進入七月,水庫施工進程過半,但卻遇到了攔路虎。

為此,魏誌平不顧傷痛,硬是拖著病軀讓秦川將他背到了水庫施工現場。

“老師你看,這一片的岩石層都異常堅硬,如果不用火藥爆破,施工根本無法繼續進行。”

魏誌平頂著烈日仔細勘測,汗水沿著他的額頭滑落,他因為長期臥床越發孱弱的身體此刻已經有些蒼白。

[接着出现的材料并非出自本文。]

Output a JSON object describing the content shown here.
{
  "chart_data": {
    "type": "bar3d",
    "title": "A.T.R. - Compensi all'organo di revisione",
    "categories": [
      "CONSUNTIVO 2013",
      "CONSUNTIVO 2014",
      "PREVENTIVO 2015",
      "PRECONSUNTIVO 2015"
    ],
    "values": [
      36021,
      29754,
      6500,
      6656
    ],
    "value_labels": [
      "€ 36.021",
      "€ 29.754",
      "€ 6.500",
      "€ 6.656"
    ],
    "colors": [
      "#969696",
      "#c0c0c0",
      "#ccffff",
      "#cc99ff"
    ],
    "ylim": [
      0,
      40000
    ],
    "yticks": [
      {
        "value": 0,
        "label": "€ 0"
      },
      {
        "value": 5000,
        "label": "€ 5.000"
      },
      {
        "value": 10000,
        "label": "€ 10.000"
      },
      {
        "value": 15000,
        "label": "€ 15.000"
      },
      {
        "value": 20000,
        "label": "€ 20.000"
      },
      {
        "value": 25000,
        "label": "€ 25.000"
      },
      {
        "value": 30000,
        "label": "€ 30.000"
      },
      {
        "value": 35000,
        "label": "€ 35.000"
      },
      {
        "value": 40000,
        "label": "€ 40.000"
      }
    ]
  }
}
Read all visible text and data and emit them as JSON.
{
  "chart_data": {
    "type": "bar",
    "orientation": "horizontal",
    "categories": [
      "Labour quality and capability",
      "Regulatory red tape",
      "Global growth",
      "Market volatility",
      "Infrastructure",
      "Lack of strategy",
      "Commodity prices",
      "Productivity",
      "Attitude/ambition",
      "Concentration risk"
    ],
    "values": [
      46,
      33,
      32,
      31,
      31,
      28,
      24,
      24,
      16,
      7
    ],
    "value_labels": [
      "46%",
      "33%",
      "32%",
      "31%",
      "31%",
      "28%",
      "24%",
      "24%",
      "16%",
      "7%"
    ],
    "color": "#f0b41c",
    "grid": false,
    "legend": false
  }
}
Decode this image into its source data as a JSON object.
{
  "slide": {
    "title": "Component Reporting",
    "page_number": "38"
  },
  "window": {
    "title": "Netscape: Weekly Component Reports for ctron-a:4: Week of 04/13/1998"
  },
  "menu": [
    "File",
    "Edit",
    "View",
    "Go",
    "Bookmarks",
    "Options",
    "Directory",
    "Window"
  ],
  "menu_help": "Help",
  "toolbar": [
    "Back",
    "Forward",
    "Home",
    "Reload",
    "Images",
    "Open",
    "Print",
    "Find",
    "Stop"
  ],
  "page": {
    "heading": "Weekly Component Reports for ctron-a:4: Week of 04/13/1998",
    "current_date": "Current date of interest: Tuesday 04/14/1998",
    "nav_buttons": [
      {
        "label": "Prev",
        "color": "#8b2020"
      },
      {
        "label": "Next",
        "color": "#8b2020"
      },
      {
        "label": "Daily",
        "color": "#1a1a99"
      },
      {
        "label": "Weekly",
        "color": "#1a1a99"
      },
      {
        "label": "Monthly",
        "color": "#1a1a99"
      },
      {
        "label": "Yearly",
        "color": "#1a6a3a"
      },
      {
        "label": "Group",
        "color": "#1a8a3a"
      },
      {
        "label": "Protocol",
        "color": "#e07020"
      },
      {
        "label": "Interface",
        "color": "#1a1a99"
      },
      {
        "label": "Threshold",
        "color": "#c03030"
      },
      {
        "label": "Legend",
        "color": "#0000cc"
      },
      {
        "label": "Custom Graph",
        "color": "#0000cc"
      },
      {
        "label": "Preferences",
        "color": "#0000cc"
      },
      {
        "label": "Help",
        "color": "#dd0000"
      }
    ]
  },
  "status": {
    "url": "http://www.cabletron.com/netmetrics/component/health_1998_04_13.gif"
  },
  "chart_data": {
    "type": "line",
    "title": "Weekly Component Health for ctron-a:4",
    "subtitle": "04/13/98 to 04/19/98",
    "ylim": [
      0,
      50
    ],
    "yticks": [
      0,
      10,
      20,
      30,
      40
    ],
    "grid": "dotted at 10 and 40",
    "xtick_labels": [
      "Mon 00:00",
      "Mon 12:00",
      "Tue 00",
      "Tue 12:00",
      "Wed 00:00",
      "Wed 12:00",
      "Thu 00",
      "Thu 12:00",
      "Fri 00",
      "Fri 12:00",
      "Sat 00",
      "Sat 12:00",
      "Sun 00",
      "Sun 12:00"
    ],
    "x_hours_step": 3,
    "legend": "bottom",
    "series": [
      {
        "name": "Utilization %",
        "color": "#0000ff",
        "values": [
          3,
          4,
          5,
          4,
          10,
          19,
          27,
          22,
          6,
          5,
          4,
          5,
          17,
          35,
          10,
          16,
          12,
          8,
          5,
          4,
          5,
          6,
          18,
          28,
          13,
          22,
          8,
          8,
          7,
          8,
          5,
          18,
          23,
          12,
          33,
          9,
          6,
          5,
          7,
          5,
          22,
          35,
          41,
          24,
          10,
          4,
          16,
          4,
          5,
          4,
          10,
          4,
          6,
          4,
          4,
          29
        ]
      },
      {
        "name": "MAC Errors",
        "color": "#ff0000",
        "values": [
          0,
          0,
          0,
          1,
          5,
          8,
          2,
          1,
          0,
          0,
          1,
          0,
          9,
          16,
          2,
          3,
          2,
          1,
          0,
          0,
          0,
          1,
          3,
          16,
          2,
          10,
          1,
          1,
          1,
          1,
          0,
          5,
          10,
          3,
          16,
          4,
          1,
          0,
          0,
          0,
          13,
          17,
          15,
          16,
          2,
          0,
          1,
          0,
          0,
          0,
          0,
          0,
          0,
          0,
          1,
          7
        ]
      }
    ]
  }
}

喬晚舀了一盅水遞到他麵前,道:“魏教授,先休息一下吧。”

魏誌平擺了擺手拒絕了喬晚的好意,直到把整個施工現場都勘測完了,他才啞著嗓子說道:“準備定向爆破吧。”

一直沉默的秦川突然抬起頭來:“火藥呢,怎麽辦?”

魏誌平:“可以打報告向公社要。”

秦川沉吟了一下才開口說道:“火藥的管控十分嚴格,公社即便批下來,數量也未必夠這次爆破的。”

“這樣,讓我去試試吧。”林援朝正愁找不到表現的機會,聞言自告奮勇地接過了這個任務。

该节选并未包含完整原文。